The goal of this tutorial is to learn different ways to avoid the factor variable trap (FVT). The unfactor function will change a vector to character or numeric from factor avoiding the FVT.
library(varhandle)
# In this tutorial we are going to use the iris dataset
# We will count the amount of plants of each Species
data("iris")
str(iris)
## 'data.frame': 150 obs. of 5 variables:
## $ Sepal.Length: num 5.1 4.9 4.7 4.6 5 5.4 4.6 5 4.4 4.9 ...
## $ Sepal.Width : num 3.5 3 3.2 3.1 3.6 3.9 3.4 3.4 2.9 3.1 ...
## $ Petal.Length: num 1.4 1.4 1.3 1.5 1.4 1.7 1.4 1.5 1.4 1.5 ...
## $ Petal.Width : num 0.2 0.2 0.2 0.2 0.2 0.4 0.3 0.2 0.2 0.1 ...
## $ Species : Factor w/ 3 levels "setosa","versicolor",..: 1 1 1 1 1 1 1 1 1 1 ...
# If we transform one column from numerical to factor
Sepal.Length <- factor(iris$Sepal.Length)
# Let's check the structure of this vector
str(Sepal.Length)
## Factor w/ 35 levels "4.3","4.4","4.5",..: 9 7 5 4 8 12 4 8 2 7 ...
# If we change this vector to numerical we get back the level position and no the real value
Sepal.Length <- as.numeric(Sepal.Length)
# Instead of 4.3, 4.4, 4.5 we get 9, 7, 5, 4
str(Sepal.Length)
## num [1:150] 9 7 5 4 8 12 4 8 2 7 ...
# If we transform one column from numerical to factor
Sepal.Length <- factor(iris$Sepal.Length)
# Let's check the structure of this vector
str(Sepal.Length)
## Factor w/ 35 levels "4.3","4.4","4.5",..: 9 7 5 4 8 12 4 8 2 7 ...

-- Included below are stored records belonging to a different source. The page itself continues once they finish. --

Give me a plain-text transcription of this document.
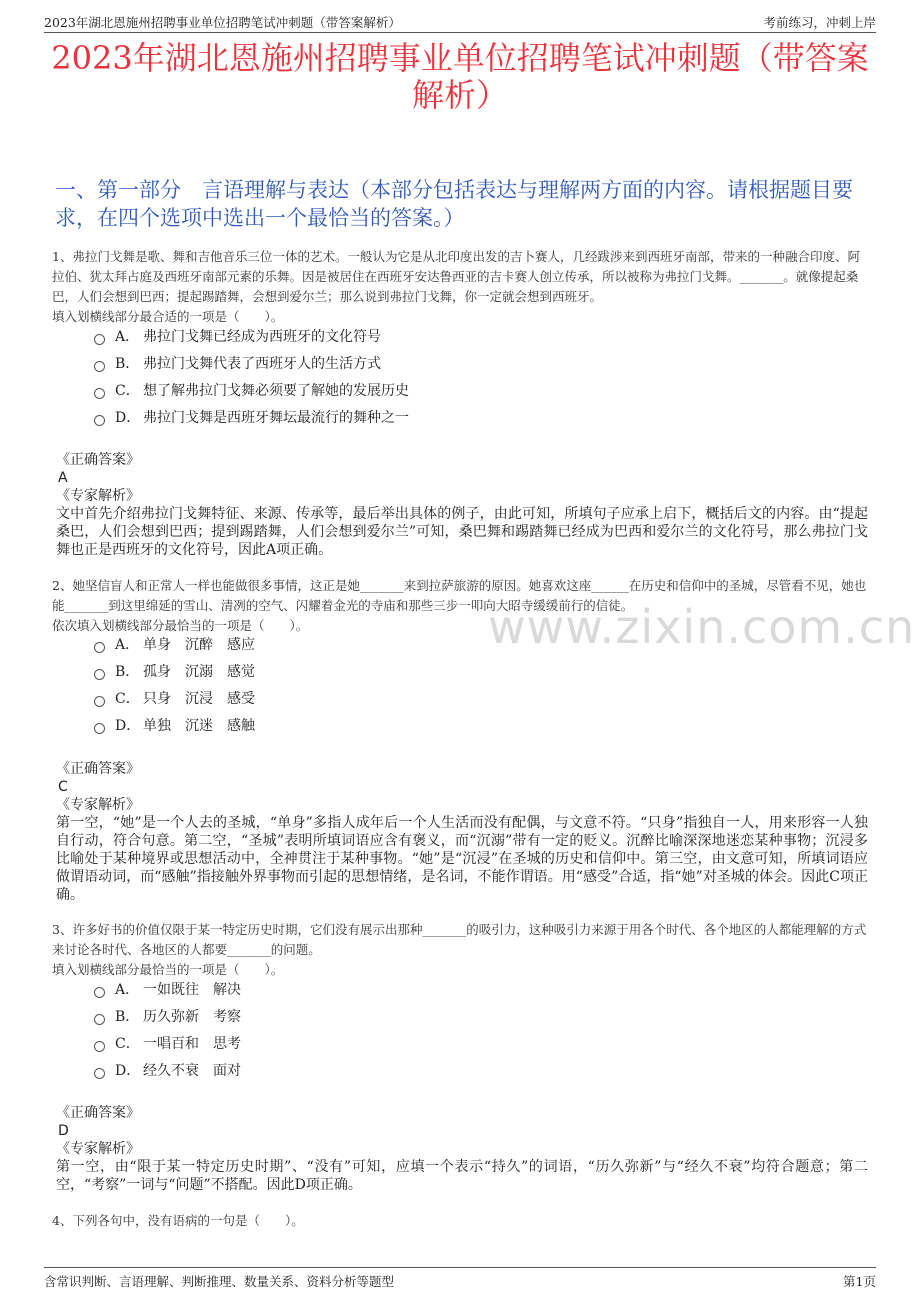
2023年湖北恩施州招聘事业单位招聘笔试冲刺题（带答案解析）	考前练习，冲刺上岸
2023年湖北恩施州招聘事业单位招聘笔试冲刺题（带答案解析）
一、第一部分　言语理解与表达（本部分包括表达与理解两方面的内容。请根据题目要求，在四个选项中选出一个最恰当的答案。）
www.zixin.com.cn
1、弗拉门戈舞是歌、舞和吉他音乐三位一体的艺术。一般认为它是从北印度出发的吉卜赛人，几经跋涉来到西班牙南部，带来的一种融合印度、阿拉伯、犹太拜占庭及西班牙南部元素的乐舞。因是被居住在西班牙安达鲁西亚的吉卡赛人创立传承，所以被称为弗拉门戈舞。_______。就像提起桑巴，人们会想到巴西；提起踢踏舞，会想到爱尔兰；那么说到弗拉门戈舞，你一定就会想到西班牙。
填入划横线部分最合适的一项是（　　）。
A． 弗拉门戈舞已经成为西班牙的文化符号
B． 弗拉门戈舞代表了西班牙人的生活方式
C． 想了解弗拉门戈舞必须要了解她的发展历史
D． 弗拉门戈舞是西班牙舞坛最流行的舞种之一
《正确答案》
A
《专家解析》
文中首先介绍弗拉门戈舞特征、来源、传承等，最后举出具体的例子，由此可知，所填句子应承上启下，概括后文的内容。由“提起桑巴，人们会想到巴西；提到踢踏舞，人们会想到爱尔兰”可知，桑巴舞和踢踏舞已经成为巴西和爱尔兰的文化符号，那么弗拉门戈舞也正是西班牙的文化符号，因此A项正确。
2、她坚信盲人和正常人一样也能做很多事情，这正是她_______来到拉萨旅游的原因。她喜欢这座______在历史和信仰中的圣城，尽管看不见，她也能_______到这里绵延的雪山、清冽的空气、闪耀着金光的寺庙和那些三步一叩向大昭寺缓缓前行的信徒。
依次填入划横线部分最恰当的一项是（　　）。
A． 单身　沉醉　感应
B． 孤身　沉溺　感觉
C． 只身　沉浸　感受
D． 单独　沉迷　感触
《正确答案》
C
《专家解析》
第一空，“她”是一个人去的圣城，“单身”多指人成年后一个人生活而没有配偶，与文意不符。“只身”指独自一人，用来形容一人独自行动，符合句意。第二空，“圣城”表明所填词语应含有褒义，而“沉溺”带有一定的贬义。沉醉比喻深深地迷恋某种事物；沉浸多比喻处于某种境界或思想活动中，全神贯注于某种事物。“她”是“沉浸”在圣城的历史和信仰中。第三空，由文意可知，所填词语应做谓语动词，而“感触”指接触外界事物而引起的思想情绪，是名词，不能作谓语。用“感受”合适，指“她”对圣城的体会。因此C项正确。
3、许多好书的价值仅限于某一特定历史时期，它们没有展示出那种_______的吸引力，这种吸引力来源于用各个时代、各个地区的人都能理解的方式来讨论各时代、各地区的人都要_______的问题。
填入划横线部分最恰当的一项是（　　）。
A． 一如既往　解决
B． 历久弥新　考察
C． 一唱百和　思考
D． 经久不衰　面对
《正确答案》
D
《专家解析》
第一空，由“限于某一特定历史时期”、“没有”可知，应填一个表示“持久”的词语，“历久弥新”与“经久不衰”均符合题意；第二空，“考察”一词与“问题”不搭配。因此D项正确。
4、下列各句中，没有语病的一句是（　　）。
含常识判断、言语理解、判断推理、数量关系、资料分析等题型	第1页
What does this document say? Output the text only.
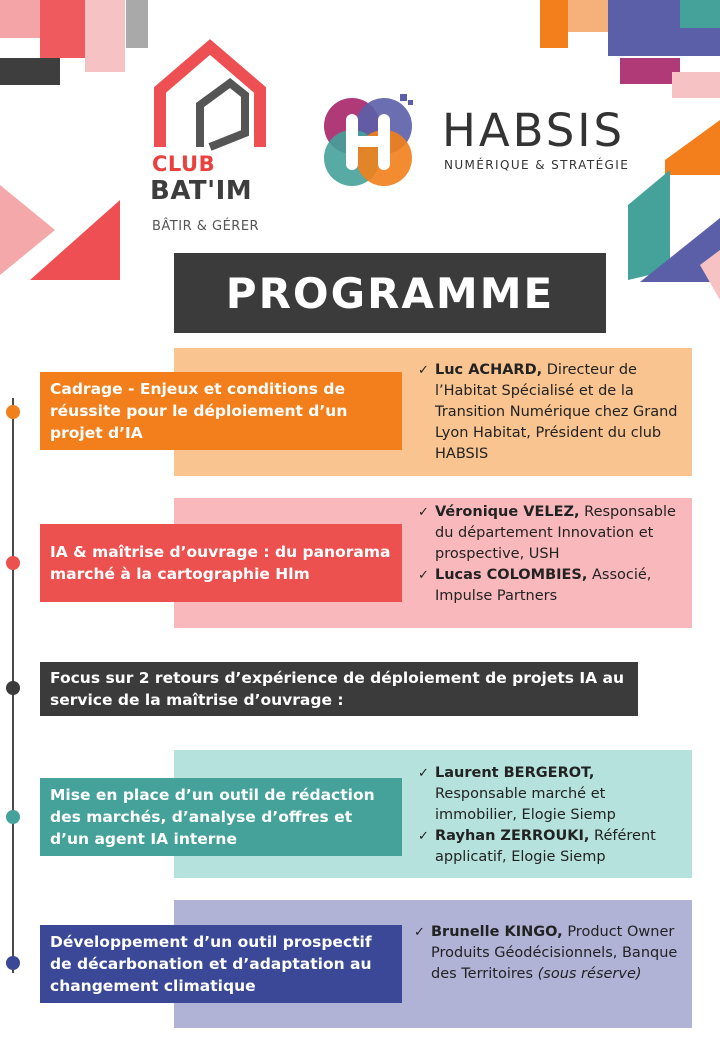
CLUB
BAT'IM
BÂTIR & GÉRER
HABSIS
NUMÉRIQUE & STRATÉGIE
PROGRAMME
Cadrage - Enjeux et conditions de réussite pour le déploiement d’un projet d’IA
✓ Luc ACHARD, Directeur de l’Habitat Spécialisé et de la Transition Numérique chez Grand Lyon Habitat, Président du club HABSIS
IA & maîtrise d’ouvrage : du panorama marché à la cartographie Hlm
✓ Véronique VELEZ, Responsable du département Innovation et prospective, USH
✓ Lucas COLOMBIES, Associé, Impulse Partners
Focus sur 2 retours d’expérience de déploiement de projets IA au service de la maîtrise d’ouvrage :
Mise en place d’un outil de rédaction des marchés, d’analyse d’offres et d’un agent IA interne
✓ Laurent BERGEROT, Responsable marché et immobilier, Elogie Siemp
✓ Rayhan ZERROUKI, Référent applicatif, Elogie Siemp
Développement d’un outil prospectif de décarbonation et d’adaptation au changement climatique
✓ Brunelle KINGO, Product Owner Produits Géodécisionnels, Banque des Territoires (sous réserve)
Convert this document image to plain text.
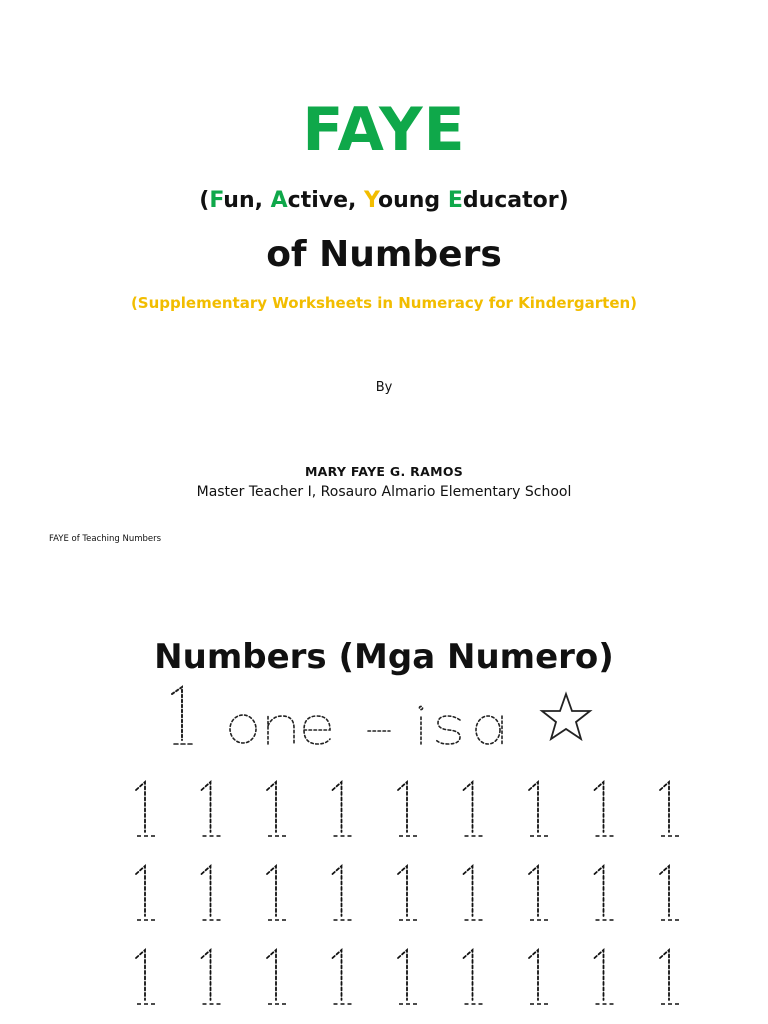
FAYE
(Fun, Active, Young Educator)
of Numbers
(Supplementary Worksheets in Numeracy for Kindergarten)
By
MARY FAYE G. RAMOS
Master Teacher I, Rosauro Almario Elementary School
FAYE of Teaching Numbers
Numbers (Mga Numero)
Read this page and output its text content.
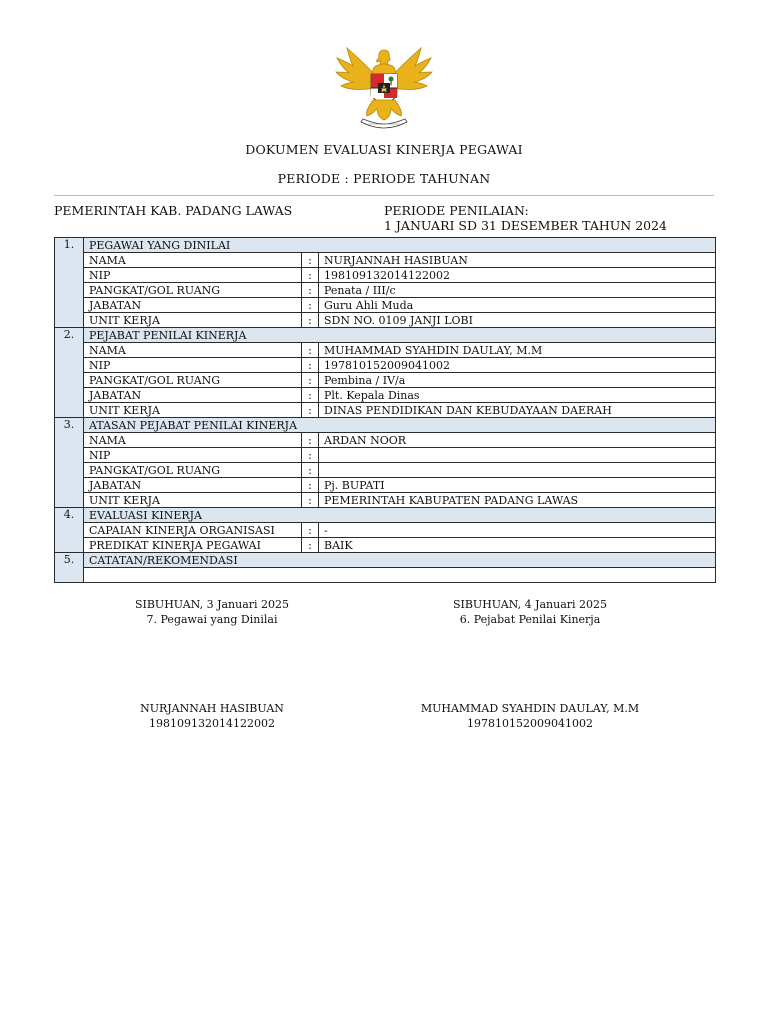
DOKUMEN EVALUASI KINERJA PEGAWAI
PERIODE : PERIODE TAHUNAN
PEMERINTAH KAB. PADANG LAWAS	PERIODE PENILAIAN:
1 JANUARI SD 31 DESEMBER TAHUN 2024
1.	PEGAWAI YANG DINILAI		
	NAMA	:	NURJANNAH HASIBUAN
	NIP	:	198109132014122002
	PANGKAT/GOL RUANG	:	Penata / III/c
	JABATAN	:	Guru Ahli Muda
	UNIT KERJA	:	SDN NO. 0109 JANJI LOBI
2.	PEJABAT PENILAI KINERJA		
	NAMA	:	MUHAMMAD SYAHDIN DAULAY, M.M
	NIP	:	197810152009041002
	PANGKAT/GOL RUANG	:	Pembina / IV/a
	JABATAN	:	Plt. Kepala Dinas
	UNIT KERJA	:	DINAS PENDIDIKAN DAN KEBUDAYAAN DAERAH
3.	ATASAN PEJABAT PENILAI KINERJA		
	NAMA	:	ARDAN NOOR
	NIP	:	
	PANGKAT/GOL RUANG	:	
	JABATAN	:	Pj. BUPATI
	UNIT KERJA	:	PEMERINTAH KABUPATEN PADANG LAWAS
4.	EVALUASI KINERJA		
	CAPAIAN KINERJA ORGANISASI	:	-
	PREDIKAT KINERJA PEGAWAI	:	BAIK
5.	CATATAN/REKOMENDASI		

SIBUHUAN, 3 Januari 2025
7. Pegawai yang Dinilai
SIBUHUAN, 4 Januari 2025
6. Pejabat Penilai Kinerja
NURJANNAH HASIBUAN
198109132014122002
MUHAMMAD SYAHDIN DAULAY, M.M
197810152009041002
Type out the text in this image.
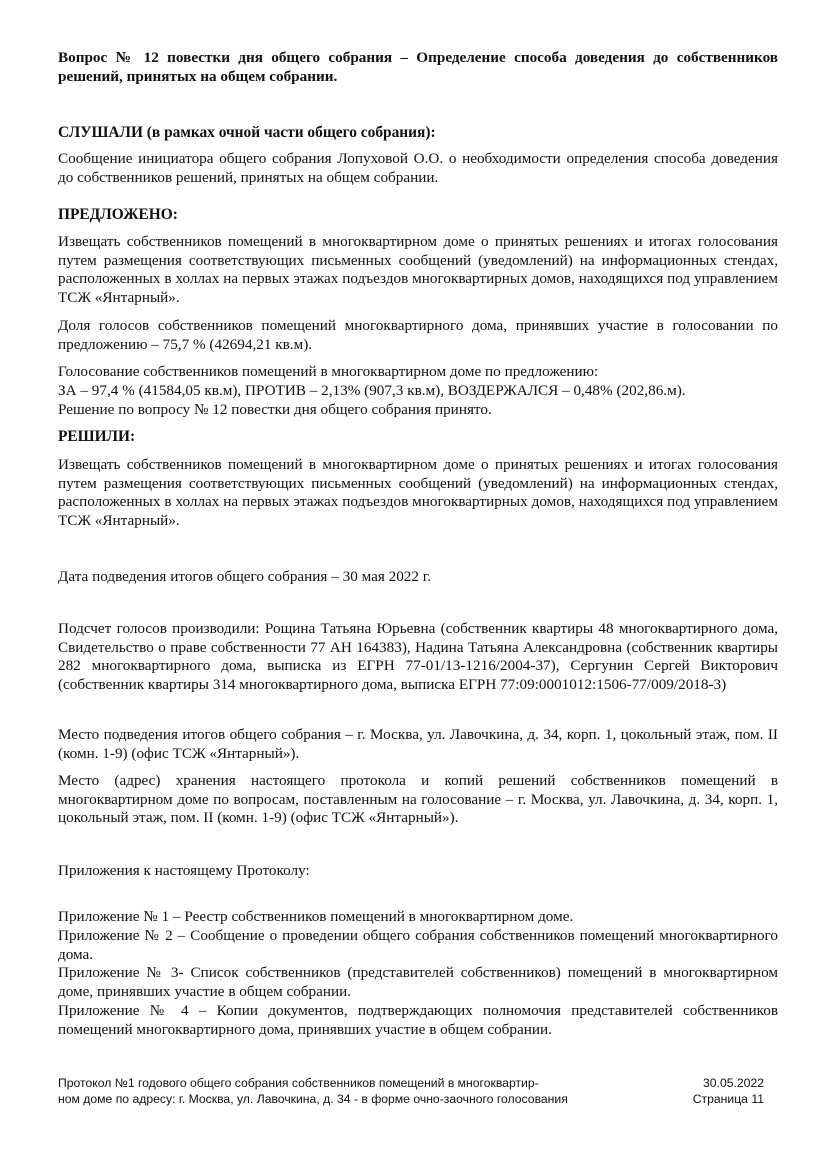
Вопрос № 12 повестки дня общего собрания – Определение способа доведения до собственников решений, принятых на общем собрании.

СЛУШАЛИ (в рамках очной части общего собрания):

Сообщение инициатора общего собрания Лопуховой О.О. о необходимости определения способа доведения до собственников решений, принятых на общем собрании.

ПРЕДЛОЖЕНО:

Извещать собственников помещений в многоквартирном доме о принятых решениях и итогах голосования путем размещения соответствующих письменных сообщений (уведомлений) на информационных стендах, расположенных в холлах на первых этажах подъездов многоквартирных домов, находящихся под управлением ТСЖ «Янтарный».

Доля голосов собственников помещений многоквартирного дома, принявших участие в голосовании по предложению – 75,7 % (42694,21 кв.м).

Голосование собственников помещений в многоквартирном доме по предложению:

ЗА – 97,4 % (41584,05 кв.м), ПРОТИВ – 2,13% (907,3 кв.м), ВОЗДЕРЖАЛСЯ – 0,48% (202,86.м).

Решение по вопросу № 12 повестки дня общего собрания принято.

РЕШИЛИ:

Извещать собственников помещений в многоквартирном доме о принятых решениях и итогах голосования путем размещения соответствующих письменных сообщений (уведомлений) на информационных стендах, расположенных в холлах на первых этажах подъездов многоквартирных домов, находящихся под управлением ТСЖ «Янтарный».

Дата подведения итогов общего собрания – 30 мая 2022 г.

Подсчет голосов производили: Рощина Татьяна Юрьевна (собственник квартиры 48 многоквартирного дома, Свидетельство о праве собственности 77 АН 164383), Надина Татьяна Александровна (собственник квартиры 282 многоквартирного дома, выписка из ЕГРН 77-01/13-1216/2004-37), Сергунин Сергей Викторович (собственник квартиры 314 многоквартирного дома, выписка ЕГРН 77:09:0001012:1506-77/009/2018-3)

Место подведения итогов общего собрания – г. Москва, ул. Лавочкина, д. 34, корп. 1, цокольный этаж, пом. II (комн. 1-9) (офис ТСЖ «Янтарный»).

Место (адрес) хранения настоящего протокола и копий решений собственников помещений в многоквартирном доме по вопросам, поставленным на голосование – г. Москва, ул. Лавочкина, д. 34, корп. 1, цокольный этаж, пом. II (комн. 1-9) (офис ТСЖ «Янтарный»).

Приложения к настоящему Протоколу:

Приложение № 1 – Реестр собственников помещений в многоквартирном доме.

Приложение № 2 – Сообщение о проведении общего собрания собственников помещений многоквартирного дома.

Приложение № 3- Список собственников (представителей собственников) помещений в многоквартирном доме, принявших участие в общем собрании.

Приложение № 4 – Копии документов, подтверждающих полномочия представителей собственников помещений многоквартирного дома, принявших участие в общем собрании.

Протокол №1 годового общего собрания собственников помещений в многоквартир-
ном доме по адресу: г. Москва, ул. Лавочкина, д. 34 - в форме очно-заочного голосования
30.05.2022
Страница 11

# We use unfactor and directly get a numerical vector with the right values
Sepal.Length <- unfactor(Sepal.Length)
# We check that we have the proper values as numerical
str(Sepal.Length)
## num [1:150] 5.1 4.9 4.7 4.6 5 5.4 4.6 5 4.4 4.9 ...
# If we unfactor the Species variable we get a character variable
Species <- unfactor(iris$Species)
# The unfactor function understands if a variable is character or numerical
str(Species)
## chr [1:150] "setosa" "setosa" "setosa" "setosa" "setosa" ...
In this tutorial we have learnt how to change from factor to numerical or character avoiding the factor variable trap.